Meet the Press had its heyday under the late Tim Russert, who was revered as "Washington's toughest journalist." After his death in 2008 at a relatively young age, Russert was given the equivalent of a state funeral, as though he were a president and not a TV host. While his death was certainly tragic, I sometimes felt like the only person who, while he was still alive, thought Russert was actually terrible at his job. He was obsequious to the people he was supposedly so "tough" on, forever distracted by the irrelevant, and one of television's foremost blue-collar poseurs.
But what is inarguable, however, is that Russert was hugely successful.

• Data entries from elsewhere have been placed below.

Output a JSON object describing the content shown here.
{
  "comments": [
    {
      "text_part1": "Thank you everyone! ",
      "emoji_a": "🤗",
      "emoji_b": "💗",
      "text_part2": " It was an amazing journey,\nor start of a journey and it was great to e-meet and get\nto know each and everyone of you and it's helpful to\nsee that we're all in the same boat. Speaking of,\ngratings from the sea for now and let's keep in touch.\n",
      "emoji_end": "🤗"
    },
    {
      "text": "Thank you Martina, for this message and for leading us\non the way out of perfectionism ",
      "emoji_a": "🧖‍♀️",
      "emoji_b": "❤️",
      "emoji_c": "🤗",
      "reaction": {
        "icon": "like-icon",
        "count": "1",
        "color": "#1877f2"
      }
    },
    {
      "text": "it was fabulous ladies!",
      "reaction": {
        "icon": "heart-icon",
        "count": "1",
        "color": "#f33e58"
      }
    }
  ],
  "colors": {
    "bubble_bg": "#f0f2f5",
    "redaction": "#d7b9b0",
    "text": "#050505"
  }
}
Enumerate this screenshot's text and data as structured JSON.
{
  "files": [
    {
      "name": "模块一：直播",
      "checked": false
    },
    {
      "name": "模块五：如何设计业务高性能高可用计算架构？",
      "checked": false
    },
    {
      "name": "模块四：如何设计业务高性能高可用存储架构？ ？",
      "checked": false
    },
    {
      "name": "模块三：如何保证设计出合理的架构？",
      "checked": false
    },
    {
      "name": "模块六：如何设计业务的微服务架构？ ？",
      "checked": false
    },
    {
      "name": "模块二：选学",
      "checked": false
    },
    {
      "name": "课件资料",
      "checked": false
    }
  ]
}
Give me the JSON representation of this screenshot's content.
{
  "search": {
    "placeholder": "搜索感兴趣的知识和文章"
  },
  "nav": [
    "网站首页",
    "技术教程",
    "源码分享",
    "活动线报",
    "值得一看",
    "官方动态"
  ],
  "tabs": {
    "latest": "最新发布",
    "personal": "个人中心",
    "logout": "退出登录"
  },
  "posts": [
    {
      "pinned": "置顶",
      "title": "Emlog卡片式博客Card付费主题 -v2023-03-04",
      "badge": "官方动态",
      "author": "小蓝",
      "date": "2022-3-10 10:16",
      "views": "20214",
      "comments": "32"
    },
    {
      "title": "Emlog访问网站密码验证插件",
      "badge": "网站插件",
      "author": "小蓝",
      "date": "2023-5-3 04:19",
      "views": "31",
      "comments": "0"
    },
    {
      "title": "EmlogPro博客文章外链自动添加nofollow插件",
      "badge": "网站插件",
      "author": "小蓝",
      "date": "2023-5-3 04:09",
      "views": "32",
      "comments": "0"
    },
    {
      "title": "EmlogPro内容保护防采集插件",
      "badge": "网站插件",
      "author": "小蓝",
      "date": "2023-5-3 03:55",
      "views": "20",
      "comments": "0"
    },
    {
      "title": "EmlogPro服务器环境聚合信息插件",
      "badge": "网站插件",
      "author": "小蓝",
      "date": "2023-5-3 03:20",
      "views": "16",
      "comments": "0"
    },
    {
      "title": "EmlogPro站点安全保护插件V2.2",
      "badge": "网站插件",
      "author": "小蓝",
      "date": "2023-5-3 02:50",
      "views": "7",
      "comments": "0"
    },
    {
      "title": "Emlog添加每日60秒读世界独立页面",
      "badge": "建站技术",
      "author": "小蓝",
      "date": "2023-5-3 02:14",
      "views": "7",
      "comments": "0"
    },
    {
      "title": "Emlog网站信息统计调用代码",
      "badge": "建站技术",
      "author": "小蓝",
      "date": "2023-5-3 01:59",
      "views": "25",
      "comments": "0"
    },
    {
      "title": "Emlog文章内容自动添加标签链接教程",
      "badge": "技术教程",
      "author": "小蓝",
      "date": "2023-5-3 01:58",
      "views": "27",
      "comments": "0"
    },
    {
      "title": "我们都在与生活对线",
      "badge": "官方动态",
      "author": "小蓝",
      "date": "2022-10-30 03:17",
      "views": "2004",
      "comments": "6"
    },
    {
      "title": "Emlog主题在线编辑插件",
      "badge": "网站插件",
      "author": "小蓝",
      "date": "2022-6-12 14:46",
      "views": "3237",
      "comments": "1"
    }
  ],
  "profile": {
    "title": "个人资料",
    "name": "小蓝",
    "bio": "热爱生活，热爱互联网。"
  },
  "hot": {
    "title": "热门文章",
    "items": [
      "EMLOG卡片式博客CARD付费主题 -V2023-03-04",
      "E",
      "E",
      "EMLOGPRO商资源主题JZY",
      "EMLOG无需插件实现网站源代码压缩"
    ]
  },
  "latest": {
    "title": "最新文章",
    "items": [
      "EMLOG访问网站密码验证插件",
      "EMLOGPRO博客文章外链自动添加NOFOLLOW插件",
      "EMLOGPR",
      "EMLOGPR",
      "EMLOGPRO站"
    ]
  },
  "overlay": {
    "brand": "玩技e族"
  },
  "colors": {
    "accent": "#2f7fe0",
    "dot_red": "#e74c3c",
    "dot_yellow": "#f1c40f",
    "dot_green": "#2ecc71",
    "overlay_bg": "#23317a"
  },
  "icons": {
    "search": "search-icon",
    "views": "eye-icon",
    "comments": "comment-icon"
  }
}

He gave the Sunday show viewership exactly what they wanted, which was apparently a relentless insiderdom gripped by the conventional Washington wisdom, wrapped in a gossamer-thin veneer of tough-guy truth-seeking.
So if Chuck Todd wants to restore Meet the Press to its former glory, he'll have to do something like that. Forget about getting to what's important about policy, don't worry about how politics affects ordinary people's lives (unless you're using "ordinary people" as a content-free symbol to show you're connected to the common man, unlike the toff you're interviewing), pretend that accountability for public officials begins and ends with catching them in two contradictory statements (the only kind of accountability Russert promoted), and you just might be able to do it.
It's hard to find anyone who'll say a bad word about Chuck Todd. He's smart, knows a huge amount about politics, and seems less prone than your typical network talking head to be distracted by the shiny objects that make up so much political coverage. But if he's going to succeed, he may have to make Meet the Press even worse than it is now.